Diyalektik materyalizmin yaratıcılarından. Diyalektik metaryalizm yaşamı diyalektiktik yasaların hakim olduğu bir yapı olarak düşünür. Bir başka deyişle bırakın yaşamı tek bir nedene indirgemeyi, neden-sonuç ilişkilerinin çok ötesinde ele alır. Evrendeki bütün ilişkilerin bir ağ yapısı gibi olduğunu söyler.
kaba sakaldır, üstelik herkes bilmez inadına sakalını kesmeyen düşünür ve iktisatçıdır. ayrıca sakalını kesmemek bir yana iyi bir ayarmatördür, özellikle engels ile birlikte takıldıklarında...
karl marx ın kapitalizmi içten eleştirdigini bilmeden ( yani kapitalizm hakkında okutulabilecek bir ders kitabıdır das kapital, okutulur da) buraya gelip atıp tutanlar guldurucudur.
aman da kapitalizm de rekabet var, su var, bu var diyerek kapitalizmi oven cogu insan bilmez ki, marx zaten bu gercekleri de yazmıstır. hatta kapitalizmin cokus seklinde de rekabet gibi unsurların onemli bir payı oldugunu belirtmiştir.
das kapital in ekonomi ogrencilerine okutuldugundan bahsetmiştim degil mi?
marx ın hala unlu olmasının nedenlerinden biri, yazdıgı bu kitabın hala gecerliligini korumasıdır. soyle diyeyim, george w bush un ekonomi uzmanının yazdıgı ekonomi kitabı, 2008 krizinde bir sınava girmiş, bu sınavı gecememiş, ve gecerliligini yitirmiştir ( george w bush un ekonomi politikaları da bu kitabın uzeri kurulmustur).
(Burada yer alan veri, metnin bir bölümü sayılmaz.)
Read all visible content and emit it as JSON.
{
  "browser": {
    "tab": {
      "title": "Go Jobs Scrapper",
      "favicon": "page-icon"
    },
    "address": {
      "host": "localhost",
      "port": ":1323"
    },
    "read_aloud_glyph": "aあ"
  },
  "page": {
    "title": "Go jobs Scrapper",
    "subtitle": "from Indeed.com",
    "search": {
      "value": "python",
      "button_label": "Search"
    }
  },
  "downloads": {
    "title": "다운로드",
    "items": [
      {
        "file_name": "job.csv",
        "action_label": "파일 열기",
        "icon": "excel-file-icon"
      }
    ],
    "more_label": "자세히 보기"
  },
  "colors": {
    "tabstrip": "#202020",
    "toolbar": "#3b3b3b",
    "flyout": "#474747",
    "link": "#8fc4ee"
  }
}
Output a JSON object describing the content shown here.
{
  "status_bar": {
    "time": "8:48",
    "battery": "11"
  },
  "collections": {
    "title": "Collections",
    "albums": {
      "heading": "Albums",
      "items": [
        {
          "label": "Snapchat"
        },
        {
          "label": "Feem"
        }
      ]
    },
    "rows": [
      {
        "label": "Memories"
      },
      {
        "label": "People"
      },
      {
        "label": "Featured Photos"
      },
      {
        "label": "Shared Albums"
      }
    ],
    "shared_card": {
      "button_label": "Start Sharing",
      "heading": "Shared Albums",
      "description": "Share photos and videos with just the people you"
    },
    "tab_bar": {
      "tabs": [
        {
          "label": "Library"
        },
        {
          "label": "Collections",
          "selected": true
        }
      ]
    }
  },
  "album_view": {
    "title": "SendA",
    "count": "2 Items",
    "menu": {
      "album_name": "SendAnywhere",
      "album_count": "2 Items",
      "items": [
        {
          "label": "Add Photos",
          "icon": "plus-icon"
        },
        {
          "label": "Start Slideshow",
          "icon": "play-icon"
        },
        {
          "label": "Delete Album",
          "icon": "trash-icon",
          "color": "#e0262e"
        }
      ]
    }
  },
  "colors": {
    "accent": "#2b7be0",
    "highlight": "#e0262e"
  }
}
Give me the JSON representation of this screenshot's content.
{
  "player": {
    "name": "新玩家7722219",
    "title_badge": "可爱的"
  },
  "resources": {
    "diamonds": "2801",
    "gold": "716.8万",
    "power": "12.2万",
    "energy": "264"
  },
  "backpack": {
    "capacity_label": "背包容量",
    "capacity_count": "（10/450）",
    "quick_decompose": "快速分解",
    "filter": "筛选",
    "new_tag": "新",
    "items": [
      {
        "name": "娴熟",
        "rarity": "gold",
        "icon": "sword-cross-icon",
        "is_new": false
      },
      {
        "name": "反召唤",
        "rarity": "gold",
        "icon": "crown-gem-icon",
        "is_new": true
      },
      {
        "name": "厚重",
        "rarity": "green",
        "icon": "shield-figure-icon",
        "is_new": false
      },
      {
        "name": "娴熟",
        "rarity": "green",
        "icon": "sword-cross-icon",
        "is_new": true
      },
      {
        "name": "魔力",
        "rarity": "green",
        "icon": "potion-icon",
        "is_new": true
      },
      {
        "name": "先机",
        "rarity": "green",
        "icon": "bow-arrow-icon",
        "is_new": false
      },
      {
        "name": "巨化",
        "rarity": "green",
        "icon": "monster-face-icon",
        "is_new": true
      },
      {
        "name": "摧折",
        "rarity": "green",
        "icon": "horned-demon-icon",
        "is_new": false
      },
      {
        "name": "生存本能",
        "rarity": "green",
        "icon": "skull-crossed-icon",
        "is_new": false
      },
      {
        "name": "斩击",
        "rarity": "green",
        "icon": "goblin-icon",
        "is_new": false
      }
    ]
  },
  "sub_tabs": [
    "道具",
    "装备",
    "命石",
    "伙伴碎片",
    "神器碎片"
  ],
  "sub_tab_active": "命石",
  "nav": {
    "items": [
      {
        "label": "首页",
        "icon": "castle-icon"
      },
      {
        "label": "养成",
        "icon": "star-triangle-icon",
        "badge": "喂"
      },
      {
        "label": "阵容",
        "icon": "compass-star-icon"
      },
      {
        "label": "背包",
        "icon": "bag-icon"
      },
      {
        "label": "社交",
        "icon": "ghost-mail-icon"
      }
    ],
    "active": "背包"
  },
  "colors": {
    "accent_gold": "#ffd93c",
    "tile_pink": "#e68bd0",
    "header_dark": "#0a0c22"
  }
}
tamam, buraya gelip iki satır ile marx ı curutmeye calısabilirsiniz, yapabilirsiniz bunu, yapmayın demiyorum; avrupa da ekonomi ustune yorumlar yapanlar bilimsel yontemlerle calısırlar, marx ın yazdıkları tutarlı olmasaydı zaten bu gorusleri terk ederlerdi. usenmeyin biraz arastırın, avrupa da kac tane ekonomi politikasi, ekonomi kitabı terk edilmiş gorun.
marx hakkında tartısılan sorun sudur, marx bu kadar tutarlıysa neden bir devrim olmuyor? marx ın ustune yapılan tartısmalar bu konu etrafında doner ( sozlukte degil).
kaldı ki, kapitalizmin nimetlerinden faydalanıp kapitalizmi sevmeyen insan argumanı cok basarılı degildir. kapitalizmin nimetlerinden esas faydalanan burjuvadır ( turkiye nin en zengin 100 ismi, dunyanın en zengin 500 u listelerindeki insanlardır), 3 ila 10 bin lira arasında maas alanlar degildir.